The Mod movement is a response to Marx’s theory of Alienation. According to Karl Marx, during the time of the industrial revolution, people started to feel a disconnect in their live. There was an abrupt change from people living on farms and doing everything by hand to people having to work hard conditions in factories where they weren’t making the means to live, but working for money instead. According to Marx, “money is the alienated essence of work”, meaning that money is the key symbol for alienation. When people worked on farms, they would tend to the animals and crops, raise/ grow their own food, slaughter the animals, then cook their meals themselves. If they needed clothes, then you sewed them yourself. If you needed toys, then you made them yourself. Once people stopped benefiting directly from the objects they made themselves and had to exchange services for money in which they could then buy food, alienation took birth. “However, alienation appears not merely in the result but also in the process of production, within productive activity itself . . . .If the product of labor is alienation, production itself must be active alienation . . . The alienation of the object of labor merely summarizes the alienation in the work activity itself.” In this quote, Marx is saying that people develop themselves through work; so having no product to show for it (or an ‘alien’ product to show for it) at the end causes the worker to feel unaccomplished and does not fulfill himself.
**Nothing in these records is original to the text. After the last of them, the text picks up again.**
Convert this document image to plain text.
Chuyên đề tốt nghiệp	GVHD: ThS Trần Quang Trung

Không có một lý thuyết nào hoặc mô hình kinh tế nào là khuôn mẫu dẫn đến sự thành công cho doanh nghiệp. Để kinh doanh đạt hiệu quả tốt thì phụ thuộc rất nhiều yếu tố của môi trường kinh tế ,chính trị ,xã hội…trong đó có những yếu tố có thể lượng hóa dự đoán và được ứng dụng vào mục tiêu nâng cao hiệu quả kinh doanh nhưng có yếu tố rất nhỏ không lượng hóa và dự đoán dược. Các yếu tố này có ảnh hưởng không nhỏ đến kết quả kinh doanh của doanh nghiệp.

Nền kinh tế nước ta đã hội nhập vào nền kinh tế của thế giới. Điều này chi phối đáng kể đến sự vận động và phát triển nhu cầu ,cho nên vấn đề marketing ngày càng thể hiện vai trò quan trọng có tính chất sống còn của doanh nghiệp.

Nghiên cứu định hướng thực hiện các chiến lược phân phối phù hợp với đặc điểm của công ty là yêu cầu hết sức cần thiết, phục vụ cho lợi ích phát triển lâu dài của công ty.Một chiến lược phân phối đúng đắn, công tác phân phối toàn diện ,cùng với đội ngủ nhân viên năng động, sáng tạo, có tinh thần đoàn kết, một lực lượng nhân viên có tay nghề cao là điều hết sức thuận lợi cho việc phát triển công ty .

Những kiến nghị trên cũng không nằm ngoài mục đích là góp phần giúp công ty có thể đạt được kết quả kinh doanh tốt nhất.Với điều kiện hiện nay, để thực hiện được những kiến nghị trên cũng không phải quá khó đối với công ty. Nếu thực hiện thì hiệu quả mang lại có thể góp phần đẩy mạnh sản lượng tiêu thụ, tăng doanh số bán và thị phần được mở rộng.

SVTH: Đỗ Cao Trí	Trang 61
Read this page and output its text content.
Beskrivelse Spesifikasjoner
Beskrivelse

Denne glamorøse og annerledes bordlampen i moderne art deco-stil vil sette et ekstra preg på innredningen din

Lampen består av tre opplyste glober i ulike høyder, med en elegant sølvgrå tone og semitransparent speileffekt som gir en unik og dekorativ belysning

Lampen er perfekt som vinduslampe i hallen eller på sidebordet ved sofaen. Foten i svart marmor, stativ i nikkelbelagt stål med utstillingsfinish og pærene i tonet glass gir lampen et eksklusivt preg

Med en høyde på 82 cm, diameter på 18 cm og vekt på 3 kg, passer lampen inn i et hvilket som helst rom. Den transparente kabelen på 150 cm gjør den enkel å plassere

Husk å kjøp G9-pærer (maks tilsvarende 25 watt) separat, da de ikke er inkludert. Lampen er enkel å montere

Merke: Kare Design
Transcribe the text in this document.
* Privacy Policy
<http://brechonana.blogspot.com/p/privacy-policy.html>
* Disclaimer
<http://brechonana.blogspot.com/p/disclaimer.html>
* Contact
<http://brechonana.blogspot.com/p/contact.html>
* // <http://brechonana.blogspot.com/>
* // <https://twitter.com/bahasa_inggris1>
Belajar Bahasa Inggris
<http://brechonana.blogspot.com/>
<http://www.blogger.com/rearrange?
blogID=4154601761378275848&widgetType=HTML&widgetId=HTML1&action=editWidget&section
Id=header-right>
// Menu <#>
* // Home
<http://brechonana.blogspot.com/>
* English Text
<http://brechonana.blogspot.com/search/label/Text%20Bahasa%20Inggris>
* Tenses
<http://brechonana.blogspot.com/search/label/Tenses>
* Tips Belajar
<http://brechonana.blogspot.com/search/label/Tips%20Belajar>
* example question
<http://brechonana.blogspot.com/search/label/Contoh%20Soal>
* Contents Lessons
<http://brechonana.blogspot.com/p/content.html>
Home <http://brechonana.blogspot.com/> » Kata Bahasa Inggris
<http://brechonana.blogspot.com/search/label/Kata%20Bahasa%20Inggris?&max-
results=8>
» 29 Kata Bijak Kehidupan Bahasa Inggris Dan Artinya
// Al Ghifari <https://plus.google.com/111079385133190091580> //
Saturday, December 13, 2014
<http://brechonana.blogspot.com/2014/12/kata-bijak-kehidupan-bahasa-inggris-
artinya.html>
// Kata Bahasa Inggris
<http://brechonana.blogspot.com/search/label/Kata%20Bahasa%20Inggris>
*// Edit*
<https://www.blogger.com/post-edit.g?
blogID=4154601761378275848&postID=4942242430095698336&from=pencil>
During World War II, Britain experienced a huge disconnect. There were so many aspects of their lives that were out of their control. Britains’ were working in darker times, having bombs drop on their heads at any given moment in air raids and fear was at an all time high. There were so many things out of the ‘everyday man’s’ control that most of their time and labor went into supporting the war effort. Restrictions and rationing were applied to people everywhere people had to get by with as little as possible despite their hard work. Coming out of this oppressed time, people were desperately looking for some way to reconnect to everyday life. Amongst the post war haze, teenagers emerged as an age group. Teenagers were trying to find their place in society, children did not go straight from school to working the family business anymore, there was no urgency for them to settle down with a career, especially for women who were no longer needed at home to help their mothers. Anger and rebellion was without a doubt a force in the 1950s, but throughout 50s and 60s, teenagers started creating their lifestyles as a way to reconnect. These subcultures, such as mod and rocker, created a sense of community for members of a group who would shape their image based on their likes and choices and who could share these similarities with other members of a group. Music, fashion, cinema, styled homes/ decor, posh jobs at fashion boutiques and nightclubs are all Mods people tried to connect with a life they could call theirs; a life they create a benefit from.